Unnamed: 0,time,entity_id,state
0,2024-07-12 19:36:04.882570,sensor.indoor_lux,386.0
1,2024-07-12 19:36:28.115302,sensor.sun_azimuth,101.1
2,2024-07-12 19:36:40.420371,sensor.sun_azimuth,227.1
3,2024-07-12 19:36:49.616662,sensor.indoor_lux,515.0
4,2024-07-12 19:36:31.442474,sensor.outdoor_temp,19.6


You can now see that the data has been retrieved successfully and the first 5 entries are presented to you.

We can also retrieve a specific column of the DataFrame as follows:

In [None]:
# Only retrieve the `state` column
df["state"].head()

## Parsing the `time` column

It may not be noticeable at first glance but the values in the `time` column are of type `str`, and not of type `datetime`. We need to convert these types for us to be able to effectively use the `time` data later on.

Luckily pandas has a function called `to_datetime()` that takes in any time formatted string and tries to convert it to a `datetime` object.

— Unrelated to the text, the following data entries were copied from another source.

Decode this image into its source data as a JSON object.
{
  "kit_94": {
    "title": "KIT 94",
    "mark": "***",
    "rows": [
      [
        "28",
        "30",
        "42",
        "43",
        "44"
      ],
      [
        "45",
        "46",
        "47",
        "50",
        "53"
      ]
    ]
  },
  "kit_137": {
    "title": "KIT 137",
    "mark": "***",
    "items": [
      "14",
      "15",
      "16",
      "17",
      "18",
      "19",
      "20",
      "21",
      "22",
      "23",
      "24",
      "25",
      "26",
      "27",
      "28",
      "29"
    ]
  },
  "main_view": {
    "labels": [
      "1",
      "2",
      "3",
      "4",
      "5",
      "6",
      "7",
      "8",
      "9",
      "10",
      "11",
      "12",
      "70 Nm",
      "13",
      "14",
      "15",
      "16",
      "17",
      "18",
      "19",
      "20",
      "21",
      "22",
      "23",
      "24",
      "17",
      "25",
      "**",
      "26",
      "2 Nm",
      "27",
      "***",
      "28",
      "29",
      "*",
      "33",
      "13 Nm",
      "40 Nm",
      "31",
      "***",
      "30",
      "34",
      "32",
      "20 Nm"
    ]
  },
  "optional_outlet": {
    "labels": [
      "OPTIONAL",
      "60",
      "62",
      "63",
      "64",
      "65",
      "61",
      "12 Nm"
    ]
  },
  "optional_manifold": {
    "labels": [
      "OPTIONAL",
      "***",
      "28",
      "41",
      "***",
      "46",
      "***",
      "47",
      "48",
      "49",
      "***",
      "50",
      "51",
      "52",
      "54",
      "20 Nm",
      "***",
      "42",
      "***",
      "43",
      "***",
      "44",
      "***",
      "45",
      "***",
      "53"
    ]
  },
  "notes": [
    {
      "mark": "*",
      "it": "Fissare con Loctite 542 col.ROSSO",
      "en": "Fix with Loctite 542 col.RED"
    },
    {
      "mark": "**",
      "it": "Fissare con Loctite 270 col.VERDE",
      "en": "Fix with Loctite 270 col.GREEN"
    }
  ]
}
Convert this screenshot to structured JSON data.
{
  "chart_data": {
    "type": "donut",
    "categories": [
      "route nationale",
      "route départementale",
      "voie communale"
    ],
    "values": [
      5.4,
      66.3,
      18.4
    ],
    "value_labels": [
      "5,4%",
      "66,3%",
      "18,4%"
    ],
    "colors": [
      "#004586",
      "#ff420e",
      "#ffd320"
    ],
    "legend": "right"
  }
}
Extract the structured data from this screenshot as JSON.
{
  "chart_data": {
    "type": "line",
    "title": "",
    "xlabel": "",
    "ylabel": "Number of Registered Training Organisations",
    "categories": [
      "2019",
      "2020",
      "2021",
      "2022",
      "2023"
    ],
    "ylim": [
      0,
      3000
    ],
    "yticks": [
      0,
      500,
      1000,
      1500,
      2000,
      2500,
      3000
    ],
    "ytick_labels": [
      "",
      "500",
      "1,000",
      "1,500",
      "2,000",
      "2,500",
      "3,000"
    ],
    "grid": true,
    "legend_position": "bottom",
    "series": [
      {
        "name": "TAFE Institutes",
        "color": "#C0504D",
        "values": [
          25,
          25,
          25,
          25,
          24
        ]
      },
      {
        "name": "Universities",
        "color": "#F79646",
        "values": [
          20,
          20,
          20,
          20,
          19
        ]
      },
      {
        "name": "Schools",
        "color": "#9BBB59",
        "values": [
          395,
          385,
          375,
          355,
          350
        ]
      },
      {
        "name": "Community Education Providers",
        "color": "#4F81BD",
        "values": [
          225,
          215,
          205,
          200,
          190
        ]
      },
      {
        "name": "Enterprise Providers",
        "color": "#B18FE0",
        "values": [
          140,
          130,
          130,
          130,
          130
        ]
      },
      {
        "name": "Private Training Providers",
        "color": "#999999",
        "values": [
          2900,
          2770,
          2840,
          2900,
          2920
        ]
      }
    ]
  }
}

When this is done we can use the `dt.round()` function to round up the time values to the nearest minute. This makes the data easier to handle further on.

In [7]:
# Take the values of the time column and parse it into a `datetime` object
df["time"] = pd.to_datetime(df["time"])
df["time"] = df["time"].dt.round("min")
df.head()

Unnamed: 0,time,entity_id,state
0,2024-07-12 19:36:00,sensor.indoor_lux,386.0
1,2024-07-12 19:36:00,sensor.sun_azimuth,101.1
2,2024-07-12 19:37:00,sensor.sun_azimuth,227.1
3,2024-07-12 19:37:00,sensor.indoor_lux,515.0
4,2024-07-12 19:37:00,sensor.outdoor_temp,19.6


As you can see in the output the formatting of the time data has changed and they are rounded to the minute.